Recently, I made my favorite biscuits and hot chocolate one early morning. We sat as a family, dunking together, talking, and making memories on my husband's birthday.
Food is one of the greatest memory makers. It lightens the eyes of a child and draws on a flood of memories for an adult. What is it you will pass on to your family? Choose something today that reminds you of your childhood. Pass it on and share your memories with your children.
My Favorite Dunking Biscuits
(Baking Powder Biscuits)
Makes 1 Dozen
4 c. all purpose flour
2 TBSP baking powder
2 tsp sugar
1 tsp salt
2 sticks unsalted butter, cold, cut into small pieces
2 c. heavy cream, plus more for brushing
Preheat the oven 400F. In a large bowl, whisk together the flour, baking powder, sugar, and salt.

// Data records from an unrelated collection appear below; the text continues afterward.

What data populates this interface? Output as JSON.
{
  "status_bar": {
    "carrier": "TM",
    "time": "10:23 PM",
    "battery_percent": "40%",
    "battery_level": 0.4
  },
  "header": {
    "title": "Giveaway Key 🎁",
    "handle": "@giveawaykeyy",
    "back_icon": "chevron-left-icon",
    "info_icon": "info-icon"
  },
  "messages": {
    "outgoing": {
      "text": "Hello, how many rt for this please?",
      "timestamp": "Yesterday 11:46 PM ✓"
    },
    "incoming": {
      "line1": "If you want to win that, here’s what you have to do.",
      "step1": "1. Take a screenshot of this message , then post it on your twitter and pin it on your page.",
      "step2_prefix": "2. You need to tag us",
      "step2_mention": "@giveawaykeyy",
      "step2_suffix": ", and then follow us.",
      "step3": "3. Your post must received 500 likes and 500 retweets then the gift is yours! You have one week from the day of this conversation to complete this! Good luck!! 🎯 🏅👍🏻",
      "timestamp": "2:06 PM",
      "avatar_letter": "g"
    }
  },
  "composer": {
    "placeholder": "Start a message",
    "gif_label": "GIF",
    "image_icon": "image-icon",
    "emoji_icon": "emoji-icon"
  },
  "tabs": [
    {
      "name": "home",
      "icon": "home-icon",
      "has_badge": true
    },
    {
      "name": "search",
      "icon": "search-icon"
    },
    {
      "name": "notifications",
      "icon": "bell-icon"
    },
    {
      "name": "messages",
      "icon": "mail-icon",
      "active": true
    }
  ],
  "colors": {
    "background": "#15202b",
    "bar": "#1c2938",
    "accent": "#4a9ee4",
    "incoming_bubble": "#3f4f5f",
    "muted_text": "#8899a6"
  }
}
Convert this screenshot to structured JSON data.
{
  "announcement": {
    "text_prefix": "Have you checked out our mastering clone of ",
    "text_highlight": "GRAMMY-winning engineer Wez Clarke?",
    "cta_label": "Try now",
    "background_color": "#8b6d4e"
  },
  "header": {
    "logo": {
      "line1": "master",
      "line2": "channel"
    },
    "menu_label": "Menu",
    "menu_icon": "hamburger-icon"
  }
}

Using a pastry blender (I use my hands or food processor), cut in the butter until the mixture resembles course crumbs with a few larger clumps remaining.
Pour in the heavy cream; using a rubber spatula, fold cream into the dough, working in all directions and incorporating crumbs at the bottom of the bowl, until the dough just comes together. The dough will be slightly sticky.
Turn out the dough onto a lightly floured work surface. With floured fingers, gently pat the dough into a round about 1 inch thick, pressing in any loose bits. Do not overwork the dough. Use a floured round biscuit cutter to cut out the biscuits as close together as possible. (Use one cut edge as the edge for the next biscuit.)
Place the biscuits on an unlined baking sheet about 1.5 inches apart. Generously brush the tops of the biscuits with cream. Bake, rotating the sheet halfway through, until the biscuits are golden and flecked with brown spots, 20 to 25 minutes. Transfer the biscuits to a wire to cool.